We are reminded of this epigram when we hear about the wide and sweeping changes that are supposedly with us forever now, in the aftermath of the pandemic. You do not need to go very far to find predictions that our daily lives will be changed forever. No more large-venue events like sports or concerts, restaurant dining becoming a rarity, central offices a thing of the past, airline travel shriveling.
The truth is, we humans are social beings. The biggest pandemic of modern times, the 1918 influenza, killed 50 million people worldwide, more than any war in history. Then as now, infection could mean death. And it was followed by the Roaring Twenties, notable for its gatherings and parties. Two or four years from now, we are likely to be attending as many group events as we were seven, fourteen or twenty-one years ago.

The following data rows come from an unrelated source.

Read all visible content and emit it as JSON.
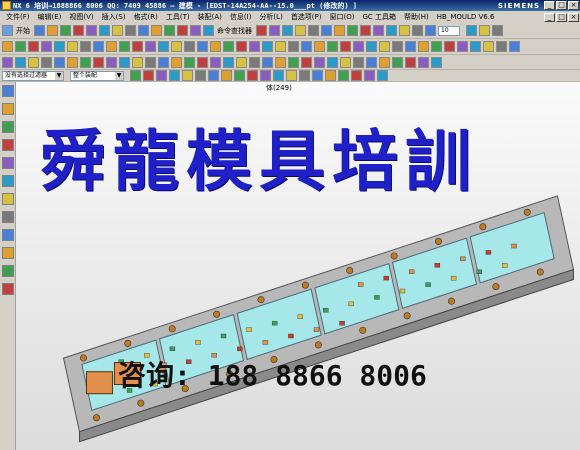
{
  "window": {
    "title": "NX 6 培训→1888866 8006 QQ: 7409 45886 — 建模 - [EDST-14A254-AA--15.0___pt (修改的) ]",
    "brand": "SIEMENS",
    "controls": [
      "_",
      "□",
      "×"
    ]
  },
  "menu": {
    "items": [
      "文件(F)",
      "编辑(E)",
      "视图(V)",
      "插入(S)",
      "格式(R)",
      "工具(T)",
      "装配(A)",
      "信息(I)",
      "分析(L)",
      "首选项(P)",
      "窗口(O)",
      "GC 工具箱",
      "帮助(H)",
      "HB_MOULD V6.6"
    ]
  },
  "toolbar": {
    "start_label": "开始",
    "command_finder": "命令查找器",
    "zoom_value": "10",
    "filter_placeholder": "没有选择过滤器",
    "assembly_scope": "整个装配",
    "tool_colors": [
      "#4a7fd8",
      "#e0a030",
      "#3fa050",
      "#c04040",
      "#8a5cc0",
      "#2a9ac8",
      "#d8c040",
      "#7a7a7a"
    ]
  },
  "viewport": {
    "part_count_label": "体(249)",
    "overlay_title": "舜龍模具培訓",
    "overlay_contact": "咨询: 188 8866 8006",
    "colors": {
      "plate": "#a6e8ea",
      "plate_edge": "#4a6a7a",
      "base": "#b8b8b8",
      "accent_orange": "#e0904a",
      "accent_green": "#3aa05a",
      "accent_red": "#c83a2a",
      "accent_yellow": "#e0c040",
      "pin": "#c07a20"
    }
  },
  "left_rail": {
    "icons": [
      "assembly-navigator-icon",
      "part-navigator-icon",
      "constraint-icon",
      "history-icon",
      "web-browser-icon",
      "roles-icon",
      "palette-icon",
      "system-materials-icon",
      "process-studio-icon",
      "reuse-library-icon",
      "manufacturing-wizard-icon",
      "hd3d-icon"
    ]
  }
}
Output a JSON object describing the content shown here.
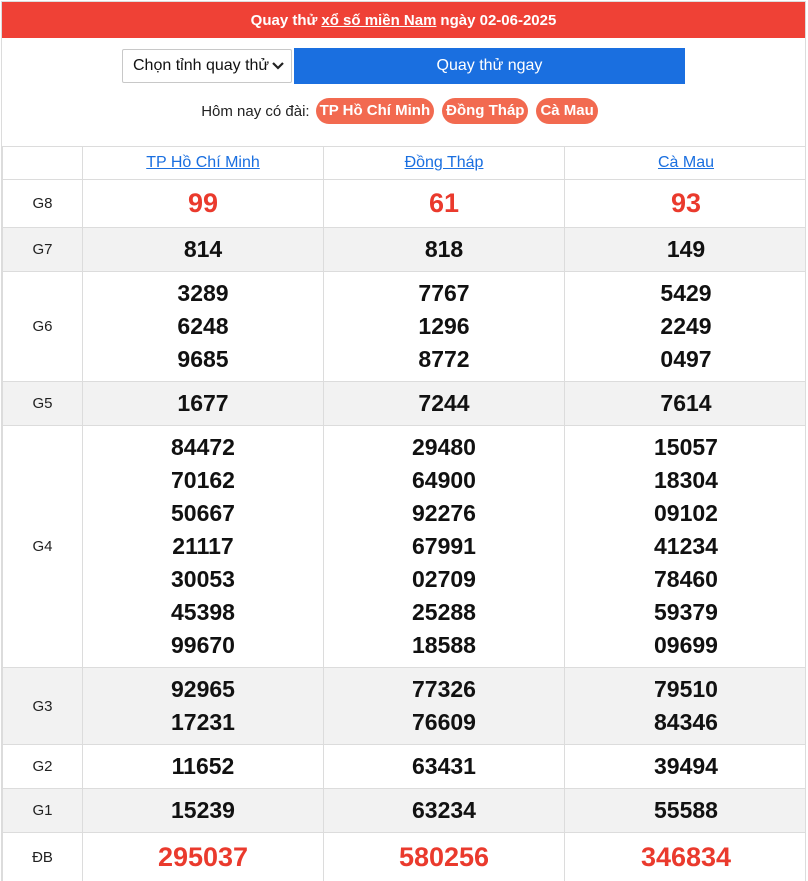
{
  "header": {
    "prefix": "Quay thử",
    "link": "xổ số miền Nam",
    "suffix": "ngày 02-06-2025"
  },
  "controls": {
    "select_value": "Chọn tỉnh quay thử",
    "spin_button": "Quay thử ngay"
  },
  "today": {
    "label": "Hôm nay có đài:",
    "provinces": [
      "TP Hồ Chí Minh",
      "Đồng Tháp",
      "Cà Mau"
    ]
  },
  "table": {
    "columns": [
      "TP Hồ Chí Minh",
      "Đồng Tháp",
      "Cà Mau"
    ],
    "rows": [
      {
        "prize": "G8",
        "values": [
          [
            "99"
          ],
          [
            "61"
          ],
          [
            "93"
          ]
        ]
      },
      {
        "prize": "G7",
        "values": [
          [
            "814"
          ],
          [
            "818"
          ],
          [
            "149"
          ]
        ]
      },
      {
        "prize": "G6",
        "values": [
          [
            "3289",
            "6248",
            "9685"
          ],
          [
            "7767",
            "1296",
            "8772"
          ],
          [
            "5429",
            "2249",
            "0497"
          ]
        ]
      },
      {
        "prize": "G5",
        "values": [
          [
            "1677"
          ],
          [
            "7244"
          ],
          [
            "7614"
          ]
        ]
      },
      {
        "prize": "G4",
        "values": [
          [
            "84472",
            "70162",
            "50667",
            "21117",
            "30053",
            "45398",
            "99670"
          ],
          [
            "29480",
            "64900",
            "92276",
            "67991",
            "02709",
            "25288",
            "18588"
          ],
          [
            "15057",
            "18304",
            "09102",
            "41234",
            "78460",
            "59379",
            "09699"
          ]
        ]
      },
      {
        "prize": "G3",
        "values": [
          [
            "92965",
            "17231"
          ],
          [
            "77326",
            "76609"
          ],
          [
            "79510",
            "84346"
          ]
        ]
      },
      {
        "prize": "G2",
        "values": [
          [
            "11652"
          ],
          [
            "63431"
          ],
          [
            "39494"
          ]
        ]
      },
      {
        "prize": "G1",
        "values": [
          [
            "15239"
          ],
          [
            "63234"
          ],
          [
            "55588"
          ]
        ]
      },
      {
        "prize": "ĐB",
        "values": [
          [
            "295037"
          ],
          [
            "580256"
          ],
          [
            "346834"
          ]
        ]
      }
    ]
  },
  "colors": {
    "header_bg": "#ef4136",
    "button_bg": "#1a6fe0",
    "pill_bg": "#f26a50",
    "highlight": "#ea3a2d"
  }
}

A home office teammate moved to a beautiful, larger living space shortly before concern about the coronavirus became widespread. I posed the question: was it possible to work from home? Their answer was, it was possible, but not desireable. The interaction with colleagues, the ease of finding the right expertise to help with a question, shared meals, the serendipitous exposure to unexpected ideas: those positives are hard to replicate working from home.
We humans are adaptable. We can do this lockdown thing, stay in touch with video calls, work from home effectively, get by without restaurant dining and parties and conferences. In other words, make the best of it. But we also tend to believe that current conditions will persist, and sometimes have trouble picturing a change.
Yes, there will be changes. But the more things change, the more they stay the same. Our humanity is not going away. We crave connection. We believe the enduring features of human nature will manifest themselves as soon as they are able.